Average pedestrian volume by hour of day
Citywide - weekday vs weekend - latest 12 months
The mismatch
Comparing 2024 cafe and restaurant seating to weekend foot traffic exposes the tension. The precincts pulling the biggest, growing, after-dark crowds, especially the CBD core, Docklands, and Southbank, offer the fewest seats per weekend pedestrian. Lower bars mean tighter supply relative to demand.
Cafe & restaurant seats per 1,000 weekend pedestrians
2024 seating census / weekend daily footfall - log scale - bar colour = foot-traffic trend
An intensity proxy, not a utilisation measure - it flags where demand and licensed seating are pulling apart, not whether venues are full.
Events change the shape of the city
Against a typical day of about 834,000 footfalls, the event calendar produces swings that dwarf the underlying recovery. The four busiest days in two years are the March Moomba / Grand Prix long weekend. Toggle the markers to see where the calendar punches through the baseline.
Citywide pedestrians per day, across two years
7-day average (bold) over raw daily (faint) - dashed line = typical day
And events have a geography. The Australian Open's footprint is a corridor, not the retail core. The Birrarung Marr riverside path between Flinders Street and Melbourne Park ran far above a normal day across both tournaments.
Melbourne Park corridor: normal day vs Australian Open
Average pedestrians / day - top corridor sensors - AO 2025
The two events most people name first, the Grand Prix at Albert Park and the Melbourne Cup at Flemington, sit in neighbouring councils, so this network sees them only as CBD spillover, never at the venue.
Every precinct, every signal
| Precinct (CLUE small area) | Footfall 12mo | YoY | Evening % | Weekend % | Seats | Seats / 1k wknd |
|---|
Method and caveats
The analysis uses four City of Melbourne open datasets: Pedestrian Counting System hourly counts, Sensor Locations, Cafes & Restaurants with Seating Capacity from the 2024 CLUE census, and the 13 CLUE small-area boundaries.
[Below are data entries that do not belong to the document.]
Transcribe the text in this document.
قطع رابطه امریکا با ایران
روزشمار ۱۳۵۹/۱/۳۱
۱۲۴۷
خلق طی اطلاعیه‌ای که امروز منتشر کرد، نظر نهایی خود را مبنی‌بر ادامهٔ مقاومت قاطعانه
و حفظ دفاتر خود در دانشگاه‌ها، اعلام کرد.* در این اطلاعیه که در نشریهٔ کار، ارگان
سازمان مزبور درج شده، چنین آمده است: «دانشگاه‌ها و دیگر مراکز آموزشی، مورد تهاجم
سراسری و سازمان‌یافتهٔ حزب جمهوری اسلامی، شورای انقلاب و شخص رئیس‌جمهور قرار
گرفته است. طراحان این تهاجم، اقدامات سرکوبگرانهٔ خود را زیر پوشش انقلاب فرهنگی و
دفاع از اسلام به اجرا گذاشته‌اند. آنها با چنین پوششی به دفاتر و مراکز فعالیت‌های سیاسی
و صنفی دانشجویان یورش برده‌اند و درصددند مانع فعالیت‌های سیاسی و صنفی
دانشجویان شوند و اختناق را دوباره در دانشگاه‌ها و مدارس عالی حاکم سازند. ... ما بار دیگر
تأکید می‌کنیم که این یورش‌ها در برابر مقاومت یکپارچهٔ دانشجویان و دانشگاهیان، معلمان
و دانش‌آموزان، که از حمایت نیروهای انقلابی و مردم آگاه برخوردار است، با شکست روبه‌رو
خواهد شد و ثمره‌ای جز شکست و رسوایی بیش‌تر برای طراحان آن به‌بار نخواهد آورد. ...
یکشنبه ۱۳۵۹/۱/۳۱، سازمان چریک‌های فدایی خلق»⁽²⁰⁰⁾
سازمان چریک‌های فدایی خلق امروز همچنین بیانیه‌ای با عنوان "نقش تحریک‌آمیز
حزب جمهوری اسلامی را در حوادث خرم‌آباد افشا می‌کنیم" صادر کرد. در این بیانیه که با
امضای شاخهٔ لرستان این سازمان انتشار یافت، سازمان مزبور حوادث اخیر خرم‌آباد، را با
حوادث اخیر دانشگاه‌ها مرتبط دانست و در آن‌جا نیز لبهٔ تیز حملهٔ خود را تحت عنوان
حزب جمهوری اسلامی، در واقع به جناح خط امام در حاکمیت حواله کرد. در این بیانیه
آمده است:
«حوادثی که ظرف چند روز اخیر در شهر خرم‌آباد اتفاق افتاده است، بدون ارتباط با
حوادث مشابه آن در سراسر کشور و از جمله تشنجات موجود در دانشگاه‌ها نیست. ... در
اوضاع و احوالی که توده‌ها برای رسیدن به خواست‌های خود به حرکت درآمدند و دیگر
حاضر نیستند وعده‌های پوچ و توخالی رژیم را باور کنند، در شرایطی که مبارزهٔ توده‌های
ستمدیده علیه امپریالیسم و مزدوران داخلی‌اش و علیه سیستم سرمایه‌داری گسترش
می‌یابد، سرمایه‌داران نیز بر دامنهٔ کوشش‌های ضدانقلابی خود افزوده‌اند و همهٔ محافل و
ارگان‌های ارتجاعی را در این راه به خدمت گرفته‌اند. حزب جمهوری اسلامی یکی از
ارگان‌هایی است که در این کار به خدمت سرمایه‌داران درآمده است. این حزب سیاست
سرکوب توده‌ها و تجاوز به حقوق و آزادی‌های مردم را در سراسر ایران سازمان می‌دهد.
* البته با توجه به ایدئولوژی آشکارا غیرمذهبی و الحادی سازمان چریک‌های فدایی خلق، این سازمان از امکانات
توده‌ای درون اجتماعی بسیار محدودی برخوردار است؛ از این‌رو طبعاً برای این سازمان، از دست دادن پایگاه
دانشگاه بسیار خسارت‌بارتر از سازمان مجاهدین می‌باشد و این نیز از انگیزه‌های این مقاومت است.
Sensors were joined by point-in-polygon, and event dates were cross-referenced from public listings.
Year-on-year change uses a fixed panel of sensors reporting in both 12-month periods. Event uplift compares an event window's mean daily count to each sensor's own median day.
The limits are worth keeping visible:
- The accessible counts are a rolling two-year window: current trajectory, not recovery versus a pre-pandemic baseline.
- The seating ratio is a supply-tension signal, not occupancy.
- Co-occurring events, especially Moomba and the Grand Prix sharing a weekend, cannot be cleanly separated without a single-event year.